These four books were a delightful treat and reading them all back to back was so much fun. Feeling Sorry for Celia, The Year of Secret Assignments, The Murder of Bindy Mackenzie, and The Ghosts of Ashbury High make up a quartet of books by Australian author Jaclyn Moriarty that cover four years of school at Ashbury High with some characters from the neighboring Brookfield High playing important roles as well.
Feeling Sorry for Celia
This is an epistolary book consisting of letters from Year 9 student Elizabeth Clarry of Ashbury High to her pen pal at Brookfield High. There is an English teacher who believes this project will teach students the Joy of the Envelope and diminish the distrust and bad feelings between the two schools, one private and one public. There are also notes Elizabeth exchanges with her mother included to round out the story. Elizabeth is a great character to follow as she is an average girl, but has a distinct enough personality to make her more that a projection of the reader. Her developing relationship with Christina, the student from Brookfield, is interesting. Both girls are struggling with typical but very different teenage problems and the bond that forms between the two of them as the confess to and advise each other is strong. There is guy trouble, friend trouble, family trouble-all of it rendered in amusing and emotive ways.
The Year of Secret Assignments
This one follows a different group of students in the same year as Elizabeth (who is mentioned and makes a cameo). Lydia, Emily and Cassie have been friends since Primary school. Now in Year 10 they are participating in the second year of the famous Ashbury/Brookfield pen pal project. Each girl gets a different boy from Brookfield to correspond with. Lydia is writing to Seb-an artist and soccer fanatic. Emily is writing to Charlie-a car thief looking for advice about girls. Cassie is writing to Matthew-a mean mean boy. The letters flying back and forth cover the whole year and focus on the friendship between the girls and their blossoming romances. There are some deeper issues explored in this book but it still manages to keep the light tone. Some of the hijinks the characters get up to are borderline absurd, but that is part of what makes them fun.

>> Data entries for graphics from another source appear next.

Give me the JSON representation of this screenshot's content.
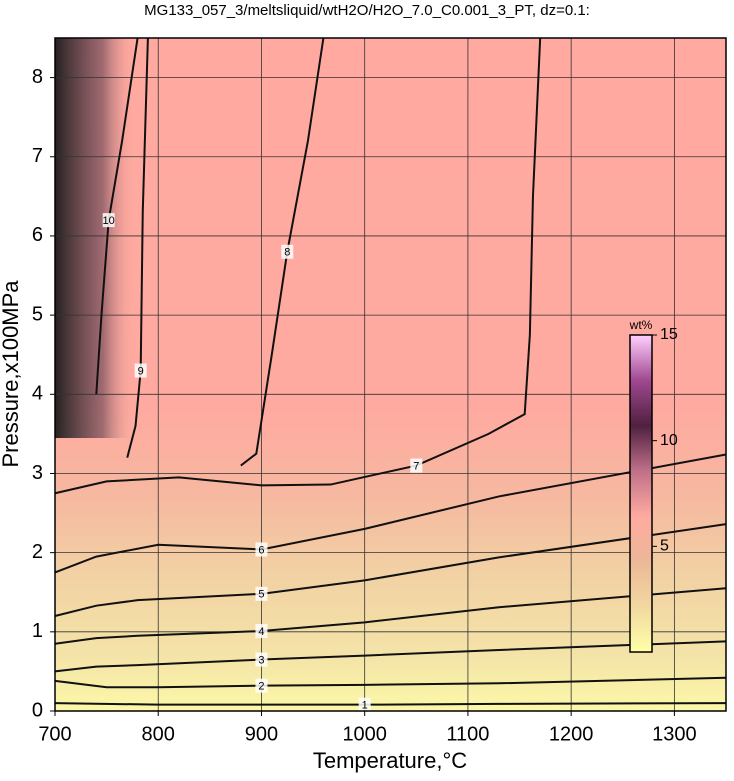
{
  "chart_data": {
    "type": "contour",
    "title": "MG133_057_3/meltsliquid/wtH2O/H2O_7.0_C0.001_3_PT, dz=0.1:",
    "x_label": "Temperature,°C",
    "y_label": "Pressure,x100MPa",
    "xlim": [
      700,
      1350
    ],
    "ylim": [
      0,
      8.5
    ],
    "xticks": [
      700,
      800,
      900,
      1000,
      1100,
      1200,
      1300
    ],
    "yticks": [
      0,
      1,
      2,
      3,
      4,
      5,
      6,
      7,
      8
    ],
    "grid": true,
    "line_color": "#111111",
    "contours": [
      {
        "level": 1,
        "x": [
          700,
          800,
          900,
          1000,
          1130,
          1350
        ],
        "y": [
          0.1,
          0.08,
          0.08,
          0.08,
          0.09,
          0.1
        ]
      },
      {
        "level": 2,
        "x": [
          700,
          750,
          800,
          900,
          1000,
          1130,
          1350
        ],
        "y": [
          0.38,
          0.3,
          0.3,
          0.32,
          0.33,
          0.35,
          0.42
        ]
      },
      {
        "level": 3,
        "x": [
          700,
          740,
          780,
          900,
          1000,
          1130,
          1350
        ],
        "y": [
          0.5,
          0.56,
          0.58,
          0.65,
          0.7,
          0.77,
          0.88
        ]
      },
      {
        "level": 4,
        "x": [
          700,
          740,
          780,
          900,
          1000,
          1130,
          1350
        ],
        "y": [
          0.85,
          0.92,
          0.95,
          1.01,
          1.12,
          1.31,
          1.55
        ]
      },
      {
        "level": 5,
        "x": [
          700,
          740,
          780,
          900,
          1000,
          1130,
          1350
        ],
        "y": [
          1.2,
          1.33,
          1.4,
          1.48,
          1.65,
          1.94,
          2.36
        ]
      },
      {
        "level": 6,
        "x": [
          700,
          740,
          800,
          900,
          1000,
          1130,
          1350
        ],
        "y": [
          1.75,
          1.95,
          2.1,
          2.04,
          2.3,
          2.71,
          3.24
        ]
      },
      {
        "level": 7,
        "x": [
          700,
          750,
          820,
          900,
          967,
          1050,
          1120,
          1155,
          1160,
          1163,
          1170
        ],
        "y": [
          2.75,
          2.9,
          2.95,
          2.85,
          2.86,
          3.1,
          3.5,
          3.75,
          4.75,
          6.5,
          8.5
        ]
      },
      {
        "level": 8,
        "x": [
          880,
          895,
          910,
          925,
          945,
          960
        ],
        "y": [
          3.1,
          3.25,
          4.5,
          5.8,
          7.2,
          8.5
        ]
      },
      {
        "level": 9,
        "x": [
          770,
          778,
          783,
          785,
          790
        ],
        "y": [
          3.2,
          3.6,
          4.3,
          6.3,
          8.5
        ]
      },
      {
        "level": 10,
        "x": [
          740,
          745,
          752,
          765,
          780
        ],
        "y": [
          4.0,
          5.0,
          6.2,
          7.2,
          8.5
        ]
      }
    ],
    "colorbar": {
      "label": "wt%",
      "lim": [
        0,
        15
      ],
      "ticks": [
        5,
        10,
        15
      ],
      "colors": [
        "#ffffa8",
        "#f2d8a0",
        "#ecb898",
        "#ffaaa0",
        "#c07088",
        "#502040",
        "#a04890",
        "#ffd0ff"
      ]
    }
  }
}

The Murder of Bindy of Mackenzie
This is my favorite one. It was also the most uncomfortable for me to read, and will be for anyone who has tendencies toward introverted over achieving perfectionism. Bindy is certainly an over the top version of the type, but Moriarty pretty much nailed the insecurities and massive fear of failure we of the type carry with us. The format of this book comes from Bindy's journal entries, memos and emails to and from people, and the running transcript she keeps on her laptop of her life. What I loved best about this one is that it is a crime novel. Clues are dropped throughout the story, the plot builds toward the climatic moment when we know who the culprit is, the reveal is done in typical crime novel fashion. The difference here is instead of looking back, using clues discovered post crime, the reader is watching the crime unfold in present tense. It is brilliant how Moriarty played with the narrative and structure of the plot to pull that off.
The Ghosts of Ashbury High
I was almost afraid to pick this one up, especially after liking the previous one so much, thinking it might just really end up being a ghost story. I did read it though because by this point Moriarty had won my trust, and she didn't let me down. This book is told through essays the characters are writing for their High School Certificate. They have to tell of a real life incident from their own life using elements of gothic literature. The result is that none of the narrators are terribly reliable and as the reader you have to sift through all the narratives to figure out what is going on. This book introduces two new characters to the series, Amelia and Riley, but also has viewpoints from previous characters as well. Again, the way the clues and all the narrative threads come together in the end is impressive but I was halfway through the book before any of the characters made an impression on me, even Emily and Lydia who I was quite familiar with from book two.
I highly recommend this series to anyone looking for contemporary fiction that is light but realistic at the same time.